Se sentó en un pequeño escalón, y desde él vio pasar las horas. Las horas, sin embargo, no se dieron cuenta de que ella estaba allí. Se fueron sin decir nada y cuando miró el reloj ya sólo le quedaba una, que pareció tomarse su tiempo en pasar.
Hacía ya rato que había anochecido cuando se levantó. La fina llovizna que le había hecho compañía aquella tarde de manera intermitente le había desaliñado el pelo, y se lo había convertido en una maraña de bucles indómitos que parecía tener difícil solución.
Sabía que él no llegaría. Lo sabía incluso antes de citarse con él ese día, pero aun así acudió al lugar donde habían acordado encontrarse.
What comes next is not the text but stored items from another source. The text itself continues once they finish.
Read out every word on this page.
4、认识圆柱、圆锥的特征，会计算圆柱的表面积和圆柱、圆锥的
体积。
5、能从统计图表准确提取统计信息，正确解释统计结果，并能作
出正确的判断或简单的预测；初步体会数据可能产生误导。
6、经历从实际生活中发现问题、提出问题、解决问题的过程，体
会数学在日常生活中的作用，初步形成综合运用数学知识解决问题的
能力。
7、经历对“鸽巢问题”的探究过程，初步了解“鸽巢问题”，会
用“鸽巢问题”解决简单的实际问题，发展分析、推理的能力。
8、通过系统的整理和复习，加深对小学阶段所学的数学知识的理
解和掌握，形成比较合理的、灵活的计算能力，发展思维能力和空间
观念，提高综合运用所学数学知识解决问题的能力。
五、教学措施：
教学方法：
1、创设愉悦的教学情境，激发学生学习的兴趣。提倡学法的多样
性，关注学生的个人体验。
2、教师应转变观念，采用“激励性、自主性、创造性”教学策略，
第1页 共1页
Volvió a esperarlo un día más, pero tampoco apareció. Era posible que ya no lo viese más. Ni su cara, ni su olor, ni el eco de su voz. Nada que le perteneciese la acompañaría.
Así pasaron días, semanas, e incluso meses. Lo cierto es que nunca supo cuánto tiempo hubo pasado, pero un día ya no sintió el deseo de irse después de clase a esperar a que no llegara. La recompensa de volverle a ver dejó de parecerle apetecible, y el libro más aburrido de su estantería conseguía emocionarla más que imaginar de nuevo ese improbable reencuentro.
No le había olvidado, pero por fin había aprendido a vivir sin él y ya no le importaba si le seguiría recordando para siempre.